A better way to deal with truth is to recognise it for what it is and to re-evaluate your own present position in the light of that truth. When Jesus entered Jerusalem on the back of a young donkey, the crowds recalled the many great things he had said and done and concluded that he was the long-awaited Messiah, the King of Israel. But truth not put into practice soon becomes a stumbling block. It’s easy to believe something when it's simple and obvious and when you are in the majority. But the test of whether truth has been understood and integrated into your belief system is whether it will continue to govern your way of life when the going gets tough and you find that you are in the minority. 

Many in this same crowd of enthusiastic participants turned quite nasty a few days later, didn’t they? Yes, some may still have clung to what they believed to be true, but if the reaction of the disciples at the arrest, trial, and crucifixion is any indication of the general response of the people, then that number was not very large.

However, it is possible to recognise and accept the truth, to lose that truth in a moment of strife or intense pressure, and yet to regain that truth after some recollection and reflection. This was true of the disciples, at least. Triumphantly, they marched by the side of the Master as he rode into Jerusalem. Confidently they openly acknowledged him and fearlessly supported him. Little did they know that they would be cowering behind locked doors only a few days later, having abandoned him or even denied him either by word or deed.
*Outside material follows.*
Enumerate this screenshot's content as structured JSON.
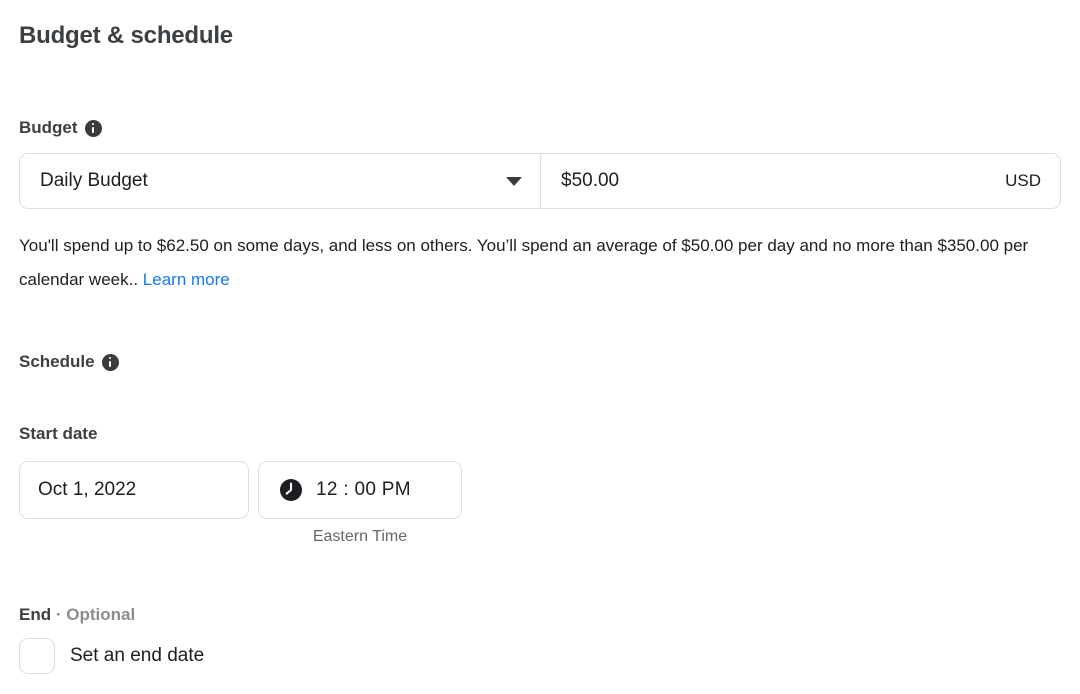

Yet, after the resurrection, when Jesus took them through the Scriptures, showing them the many things written about him from Genesis through to Malachi, they returned to the truth. For the first time after those awful three days, the confusing events surrounding what was surely the most stressful time of their lives, all made sense and they could once more embrace the truth and overcome their momentary unbelief. 

Often, throughout the New Testament, we read that the authors remembered what had been written about Jesus and then they would quote the relevant passages to substantiate or validate the truth of what they were writing. By recalling the things written about Jesus as well as the things said by Jesus, and by reflecting on what he had done, they concluded that this man they had followed for three years was, in fact, God incarnate. 

And this called for radical change in their thinking and their way of living…a hundred-and-eighty-degree turn in their philosophy of life. They had to discard all that they had learned and believed before to accept what they now knew to be true. To many Jews, a suffering and dying messiah was ludicrous…even though it is all over the Scriptures…so they invented their own ideas about who this messiah would be. 

Most believed that he would be a warrior-king who would free them from the tyranny of Rome and re-establish the Davidic kingdom once more. Right up until the ascension, we see that even the disciples thought this was what he was going to do. Remember their question in Acts 1:6? “Lord, are you at this time going to restore the kingdom to Israel?” 

I don’t think we realise how difficult it must have been for them to recognise the truth, let alone accept it! But that is why they needed the Holy Spirit to help them comprehend the truth and also have the wisdom and ability to articulate that truth in such a way as to make it understandable to those to whom they spoke and wrote. 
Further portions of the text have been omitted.